Secas se prolongam e chuvas mudam na Amazônia, alertam cientistas
Pesquisas do Inpe indicam que a estação seca na Amazônia pode se estender de quatro para seis meses, com impactos graves na biodiversidade e no clima.

Pesquisas recentes do Instituto Nacional de Pesquisas Espaciais (Inpe) revelam que a Amazônia brasileira já enfrenta mudanças climáticas significativas, com a estação seca se estendendo de quatro para até seis meses. Este fenômeno resulta em um aumento do déficit hídrico, que pode superar 150 milímetros, gerando um cenário preocupante para a biodiversidade e o abastecimento de água na região.
Os estudos alertam especialmente para os anos de 2026 e 2027, quando se espera um super El Niño, um fenômeno que provoca o aquecimento das águas do oceano Pacífico e pode alterar drasticamente o padrão de chuvas globalmente. Com a intensificação da seca, a capacidade da floresta em se recuperar pode ser severamente comprometida, o que exige a implementação de políticas integradas para combater as mudanças climáticas.

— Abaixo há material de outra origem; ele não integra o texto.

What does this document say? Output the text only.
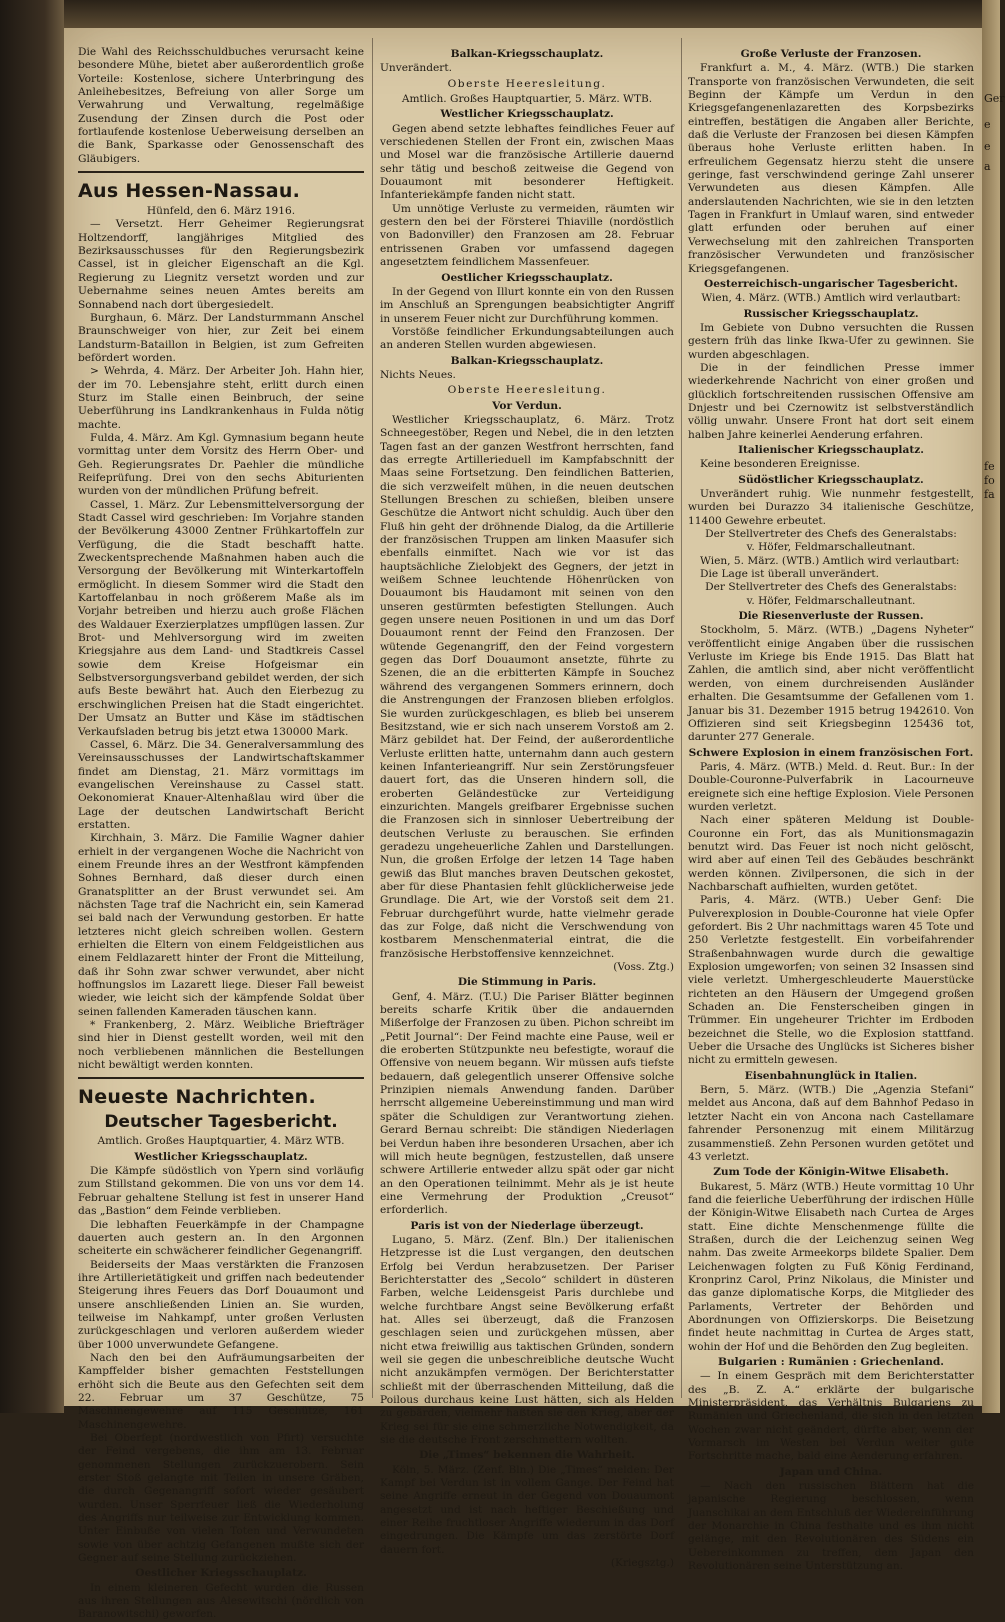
Ger
e
e
a
fe
fo
fa

Die Wahl des Reichsschuldbuches verursacht keine besondere Mühe, bietet aber außerordentlich große Vorteile: Kostenlose, sichere Unterbringung des Anleihebesitzes, Befreiung von aller Sorge um Verwahrung und Verwaltung, regelmäßige Zusendung der Zinsen durch die Post oder fortlaufende kostenlose Ueberweisung derselben an die Bank, Sparkasse oder Genossenschaft des Gläubigers.

Aus Hessen-Nassau.
Hünfeld, den 6. März 1916.

— Versetzt. Herr Geheimer Regierungsrat Holtzendorff, langjähriges Mitglied des Bezirksausschusses für den Regierungsbezirk Cassel, ist in gleicher Eigenschaft an die Kgl. Regierung zu Liegnitz versetzt worden und zur Uebernahme seines neuen Amtes bereits am Sonnabend nach dort übergesiedelt.

Burghaun, 6. März. Der Landsturmmann Anschel Braunschweiger von hier, zur Zeit bei einem Landsturm-Bataillon in Belgien, ist zum Gefreiten befördert worden.

> Wehrda, 4. März. Der Arbeiter Joh. Hahn hier, der im 70. Lebensjahre steht, erlitt durch einen Sturz im Stalle einen Beinbruch, der seine Ueberführung ins Landkrankenhaus in Fulda nötig machte.

Fulda, 4. März. Am Kgl. Gymnasium begann heute vormittag unter dem Vorsitz des Herrn Ober- und Geh. Regierungsrates Dr. Paehler die mündliche Reifeprüfung. Drei von den sechs Abiturienten wurden von der mündlichen Prüfung befreit.

Cassel, 1. März. Zur Lebensmittelversorgung der Stadt Cassel wird geschrieben: Im Vorjahre standen der Bevölkerung 43000 Zentner Frühkartoffeln zur Verfügung, die die Stadt beschafft hatte. Zweckentsprechende Maßnahmen haben auch die Versorgung der Bevölkerung mit Winterkartoffeln ermöglicht. In diesem Sommer wird die Stadt den Kartoffelanbau in noch größerem Maße als im Vorjahr betreiben und hierzu auch große Flächen des Waldauer Exerzierplatzes umpflügen lassen. Zur Brot- und Mehlversorgung wird im zweiten Kriegsjahre aus dem Land- und Stadtkreis Cassel sowie dem Kreise Hofgeismar ein Selbstversorgungsverband gebildet werden, der sich aufs Beste bewährt hat. Auch den Eierbezug zu erschwinglichen Preisen hat die Stadt eingerichtet. Der Umsatz an Butter und Käse im städtischen Verkaufsladen betrug bis jetzt etwa 130000 Mark.

Cassel, 6. März. Die 34. Generalversammlung des Vereinsausschusses der Landwirtschaftskammer findet am Dienstag, 21. März vormittags im evangelischen Vereinshause zu Cassel statt. Oekonomierat Knauer-Altenhaßlau wird über die Lage der deutschen Landwirtschaft Bericht erstatten.

Kirchhain, 3. März. Die Familie Wagner dahier erhielt in der vergangenen Woche die Nachricht von einem Freunde ihres an der Westfront kämpfenden Sohnes Bernhard, daß dieser durch einen Granatsplitter an der Brust verwundet sei. Am nächsten Tage traf die Nachricht ein, sein Kamerad sei bald nach der Verwundung gestorben. Er hatte letzteres nicht gleich schreiben wollen. Gestern erhielten die Eltern von einem Feldgeistlichen aus einem Feldlazarett hinter der Front die Mitteilung, daß ihr Sohn zwar schwer verwundet, aber nicht hoffnungslos im Lazarett liege. Dieser Fall beweist wieder, wie leicht sich der kämpfende Soldat über seinen fallenden Kameraden täuschen kann.

* Frankenberg, 2. März. Weibliche Briefträger sind hier in Dienst gestellt worden, weil mit den noch verbliebenen männlichen die Bestellungen nicht bewältigt werden konnten.

Neueste Nachrichten.
Deutscher Tagesbericht.
Amtlich. Großes Hauptquartier, 4. März WTB.
Westlicher Kriegsschauplatz.

Die Kämpfe südöstlich von Ypern sind vorläufig zum Stillstand gekommen. Die von uns vor dem 14. Februar gehaltene Stellung ist fest in unserer Hand das „Bastion“ dem Feinde verblieben.

Die lebhaften Feuerkämpfe in der Champagne dauerten auch gestern an. In den Argonnen scheiterte ein schwächerer feindlicher Gegenangriff.

Beiderseits der Maas verstärkten die Franzosen ihre Artillerietätigkeit und griffen nach bedeutender Steigerung ihres Feuers das Dorf Douaumont und unsere anschließenden Linien an. Sie wurden, teilweise im Nahkampf, unter großen Verlusten zurückgeschlagen und verloren außerdem wieder über 1000 unverwundete Gefangene.

Nach den bei den Aufräumungsarbeiten der Kampffelder bisher gemachten Feststellungen erhöht sich die Beute aus den Gefechten seit dem 22. Februar um 37 Geschütze, 75 Maschinengewehre auf 115 Geschütze, 161 Maschinengewehre.

Bei Oberfept (nordwestlich von Pfirt) versuchte der Feind vergebens, die ihm am 13. Februar genommenen Stellungen zurückzuerobern. Sein erster Stoß gelangte mit Teilen in unsere Gräben, die durch Gegenangriff sofort wieder gesäubert wurden. Unser Sperrfeuer ließ die Wiederholung des Angriffs nur teilweise zur Entwicklung kommen. Unter Einbuße von vielen Toten und Verwundeten sowie von über achtzig Gefangenen mußte sich der Gegner auf seine Stellung zurückziehen.

Oestlicher Kriegsschauplatz.

In einem kleineren Gefecht wurden die Russen aus ihren Stellungen aus Alesewitschi (nördlich von Baranowitschi) geworfen.

Balkan-Kriegsschauplatz.

Unverändert.

Oberste Heeresleitung.
Amtlich. Großes Hauptquartier, 5. März. WTB.
Westlicher Kriegsschauplatz.

Gegen abend setzte lebhaftes feindliches Feuer auf verschiedenen Stellen der Front ein, zwischen Maas und Mosel war die französische Artillerie dauernd sehr tätig und beschoß zeitweise die Gegend von Douaumont mit besonderer Heftigkeit. Infanteriekämpfe fanden nicht statt.

Um unnötige Verluste zu vermeiden, räumten wir gestern den bei der Försterei Thiaville (nordöstlich von Badonviller) den Franzosen am 28. Februar entrissenen Graben vor umfassend dagegen angesetztem feindlichem Massenfeuer.

Oestlicher Kriegsschauplatz.

In der Gegend von Illurt konnte ein von den Russen im Anschluß an Sprengungen beabsichtigter Angriff in unserem Feuer nicht zur Durchführung kommen.

Vorstöße feindlicher Erkundungsabteilungen auch an anderen Stellen wurden abgewiesen.

Balkan-Kriegsschauplatz.

Nichts Neues.

Oberste Heeresleitung.
Vor Verdun.

Westlicher Kriegsschauplatz, 6. März. Trotz Schneegestöber, Regen und Nebel, die in den letzten Tagen fast an der ganzen Westfront herrschten, fand das erregte Artillerieduell im Kampfabschnitt der Maas seine Fortsetzung. Den feindlichen Batterien, die sich verzweifelt mühen, in die neuen deutschen Stellungen Breschen zu schießen, bleiben unsere Geschütze die Antwort nicht schuldig. Auch über den Fluß hin geht der dröhnende Dialog, da die Artillerie der französischen Truppen am linken Maasufer sich ebenfalls einmiſtet. Nach wie vor ist das hauptsächliche Zielobjekt des Gegners, der jetzt in weißem Schnee leuchtende Höhenrücken von Douaumont bis Haudamont mit seinen von den unseren gestürmten befestigten Stellungen. Auch gegen unsere neuen Positionen in und um das Dorf Douaumont rennt der Feind den Franzosen. Der wütende Gegenangriff, den der Feind vorgestern gegen das Dorf Douaumont ansetzte, führte zu Szenen, die an die erbitterten Kämpfe in Souchez während des vergangenen Sommers erinnern, doch die Anstrengungen der Franzosen blieben erfolglos. Sie wurden zurückgeschlagen, es blieb bei unserem Besitzstand, wie er sich nach unserem Vorstoß am 2. März gebildet hat. Der Feind, der außerordentliche Verluste erlitten hatte, unternahm dann auch gestern keinen Infanterieangriff. Nur sein Zerstörungsfeuer dauert fort, das die Unseren hindern soll, die eroberten Geländestücke zur Verteidigung einzurichten. Mangels greifbarer Ergebnisse suchen die Franzosen sich in sinnloser Uebertreibung der deutschen Verluste zu berauschen. Sie erfinden geradezu ungeheuerliche Zahlen und Darstellungen. Nun, die großen Erfolge der letzen 14 Tage haben gewiß das Blut manches braven Deutschen gekostet, aber für diese Phantasien fehlt glücklicherweise jede Grundlage. Die Art, wie der Vorstoß seit dem 21. Februar durchgeführt wurde, hatte vielmehr gerade das zur Folge, daß nicht die Verschwendung von kostbarem Menschenmaterial eintrat, die die französische Herbstoffensive kennzeichnet.

(Voss. Ztg.)
Die Stimmung in Paris.

Genf, 4. März. (T.U.) Die Pariser Blätter beginnen bereits scharfe Kritik über die andauernden Mißerfolge der Franzosen zu üben. Pichon schreibt im „Petit Journal“: Der Feind machte eine Pause, weil er die eroberten Stützpunkte neu befestigte, worauf die Offensive von neuem begann. Wir müssen aufs tiefste bedauern, daß gelegentlich unserer Offensive solche Prinzipien niemals Anwendung fanden. Darüber herrscht allgemeine Uebereinstimmung und man wird später die Schuldigen zur Verantwortung ziehen. Gerard Bernau schreibt: Die ständigen Niederlagen bei Verdun haben ihre besonderen Ursachen, aber ich will mich heute begnügen, festzustellen, daß unsere schwere Artillerie entweder allzu spät oder gar nicht an den Operationen teilnimmt. Mehr als je ist heute eine Vermehrung der Produktion „Creusot“ erforderlich.

Paris ist von der Niederlage überzeugt.

Lugano, 5. März. (Zenf. Bln.) Der italienischen Hetzpresse ist die Lust vergangen, den deutschen Erfolg bei Verdun herabzusetzen. Der Pariser Berichterstatter des „Secolo“ schildert in düsteren Farben, welche Leidensgeist Paris durchlebe und welche furchtbare Angst seine Bevölkerung erfaßt hat. Alles sei überzeugt, daß die Franzosen geschlagen seien und zurückgehen müssen, aber nicht etwa freiwillig aus taktischen Gründen, sondern weil sie gegen die unbeschreibliche deutsche Wucht nicht anzukämpfen vermögen. Der Berichterstatter schließt mit der überraschenden Mitteilung, daß die Poilous durchaus keine Lust hätten, sich als Helden zu gebärden, vielmehr haßten sie den Krieg, aber der Krieg sei für sie eine schmerzliche Notwendigkeit, da sie die deutsche Front zerschmettern wollten.

Die „Times“ bekennen die Wahrheit.

Köln, 5. März. (Zenf. Bln.) Die „Times“ melden: Der Kampf bei Verdun ist in vollem Gange. Der Feind hat seine Angriffe erneut in der Gegend von Douaumont angesetzt und ist nach heftiger Beschießung und einer Reihe fruchtloser Angriffe wiederum in das Dorf eingedrungen. Die Kämpfe um das zerstörte Dorf dauern fort.

(Kriegsztg.)
Große Verluste der Franzosen.

Frankfurt a. M., 4. März. (WTB.) Die starken Transporte von französischen Verwundeten, die seit Beginn der Kämpfe um Verdun in den Kriegsgefangenenlazaretten des Korpsbezirks eintreffen, bestätigen die Angaben aller Berichte, daß die Verluste der Franzosen bei diesen Kämpfen überaus hohe Verluste erlitten haben. In erfreulichem Gegensatz hierzu steht die unsere geringe, fast verschwindend geringe Zahl unserer Verwundeten aus diesen Kämpfen. Alle anderslautenden Nachrichten, wie sie in den letzten Tagen in Frankfurt in Umlauf waren, sind entweder glatt erfunden oder beruhen auf einer Verwechselung mit den zahlreichen Transporten französischer Verwundeten und französischer Kriegsgefangenen.

Oesterreichisch-ungarischer Tagesbericht.
Wien, 4. März. (WTB.) Amtlich wird verlautbart:
Russischer Kriegsschauplatz.

Im Gebiete von Dubno versuchten die Russen gestern früh das linke Ikwa-Ufer zu gewinnen. Sie wurden abgeschlagen.

Die in der feindlichen Presse immer wiederkehrende Nachricht von einer großen und glücklich fortschreitenden russischen Offensive am Dnjestr und bei Czernowitz ist selbstverständlich völlig unwahr. Unsere Front hat dort seit einem halben Jahre keinerlei Aenderung erfahren.

Italienischer Kriegsschauplatz.

Keine besonderen Ereignisse.

Südöstlicher Kriegsschauplatz.

Unverändert ruhig. Wie nunmehr festgestellt, wurden bei Durazzo 34 italienische Geschütze, 11400 Gewehre erbeutet.

Der Stellvertreter des Chefs des Generalstabs:
v. Höfer, Feldmarschalleutnant.

Wien, 5. März. (WTB.) Amtlich wird verlautbart:

Die Lage ist überall unverändert.

Der Stellvertreter des Chefs des Generalstabs:
v. Höfer, Feldmarschalleutnant.
Die Riesenverluste der Russen.

Stockholm, 5. März. (WTB.) „Dagens Nyheter“ veröffentlicht einige Angaben über die russischen Verluste im Kriege bis Ende 1915. Das Blatt hat Zahlen, die amtlich sind, aber nicht veröffentlicht werden, von einem durchreisenden Ausländer erhalten. Die Gesamtsumme der Gefallenen vom 1. Januar bis 31. Dezember 1915 betrug 1942610. Von Offizieren sind seit Kriegsbeginn 125436 tot, darunter 277 Generale.

Schwere Explosion in einem französischen Fort.

Paris, 4. März. (WTB.) Meld. d. Reut. Bur.: In der Double-Couronne-Pulverfabrik in Lacourneuve ereignete sich eine heftige Explosion. Viele Personen wurden verletzt.

Nach einer späteren Meldung ist Double-Couronne ein Fort, das als Munitionsmagazin benutzt wird. Das Feuer ist noch nicht gelöscht, wird aber auf einen Teil des Gebäudes beschränkt werden können. Zivilpersonen, die sich in der Nachbarschaft aufhielten, wurden getötet.

Paris, 4. März. (WTB.) Ueber Genf: Die Pulverexplosion in Double-Couronne hat viele Opfer gefordert. Bis 2 Uhr nachmittags waren 45 Tote und 250 Verletzte festgestellt. Ein vorbeifahrender Straßenbahnwagen wurde durch die gewaltige Explosion umgeworfen; von seinen 32 Insassen sind viele verletzt. Umhergeschleuderte Mauerstücke richteten an den Häusern der Umgegend großen Schaden an. Die Fensterscheiben gingen in Trümmer. Ein ungeheurer Trichter im Erdboden bezeichnet die Stelle, wo die Explosion stattfand. Ueber die Ursache des Unglücks ist Sicheres bisher nicht zu ermitteln gewesen.

Eisenbahnunglück in Italien.

Bern, 5. März. (WTB.) Die „Agenzia Stefani“ meldet aus Ancona, daß auf dem Bahnhof Pedaso in letzter Nacht ein von Ancona nach Castellamare fahrender Personenzug mit einem Militärzug zusammenstieß. Zehn Personen wurden getötet und 43 verletzt.

Zum Tode der Königin-Witwe Elisabeth.

Bukarest, 5. März (WTB.) Heute vormittag 10 Uhr fand die feierliche Ueberführung der irdischen Hülle der Königin-Witwe Elisabeth nach Curtea de Arges statt. Eine dichte Menschenmenge füllte die Straßen, durch die der Leichenzug seinen Weg nahm. Das zweite Armeekorps bildete Spalier. Dem Leichenwagen folgten zu Fuß König Ferdinand, Kronprinz Carol, Prinz Nikolaus, die Minister und das ganze diplomatische Korps, die Mitglieder des Parlaments, Vertreter der Behörden und Abordnungen von Offizierskorps. Die Beisetzung findet heute nachmittag in Curtea de Arges statt, wohin der Hof und die Behörden den Zug begleiten.

Bulgarien : Rumänien : Griechenland.

— In einem Gespräch mit dem Berichterstatter des „B. Z. A.“ erklärte der bulgarische Ministerpräsident, das Verhältnis Bulgariens zu Rumänien und Griechenland, die sich in den letzten Wochen zwar nicht geändert, dürfte aber, wenn der Vormarsch im Westen bei Verdun weiter gute Fortschritte mache, bald eine Aenderung erfahren.

Japan und China.

— Nach den russischen Blättern hat die japanische Regierung beschlossen, wenn Juanschikai an dem Entschluß der Wiedereinführung der Monarchie in China festhalte und es ihm nicht gelänge, mit den Revolutionären des Südens ein Uebereinkommen zu treffen, dem Japan den Revolutionären seine Unterstützung an.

Uma das pesquisas, publicada no International Journal of Climatology, aponta que a instabilidade climática está aumentando, juntamente com eventos extremos fora do padrão sazonal. Além disso, a degradação da floresta, frequentemente associada ao fogo, está se intensificando, refletindo a necessidade urgente de ações coordenadas para enfrentar esses desafios ambientais.
Outra pesquisa, que faz parte da edição de março da Perspectives in Ecology and Conservation, analisa a seca ocorrida entre 2023 e 2024, um período marcado pela forte influência do El Niño. Os resultados indicam um aumento médio de 9% nas áreas queimadas e 19% nos alertas de degradação florestal, evidenciando o fortalecimento do ciclo de seca-fogo-degradação que compromete a recuperação do ecossistema.
A pesquisa sugere a adoção de análises integradas que considerem mudanças no uso da terra e suas interações com a seca e incêndios, sublinhando a importância de uma governança eficaz do fogo. Especialistas destacam que a crise climática atual oferece uma oportunidade para reavaliar estratégias de desenvolvimento sustentável que promovam justiça social e ambiental, ressaltando a necessidade de uma maior escuta das evidências científicas por parte dos tomadores de decisão.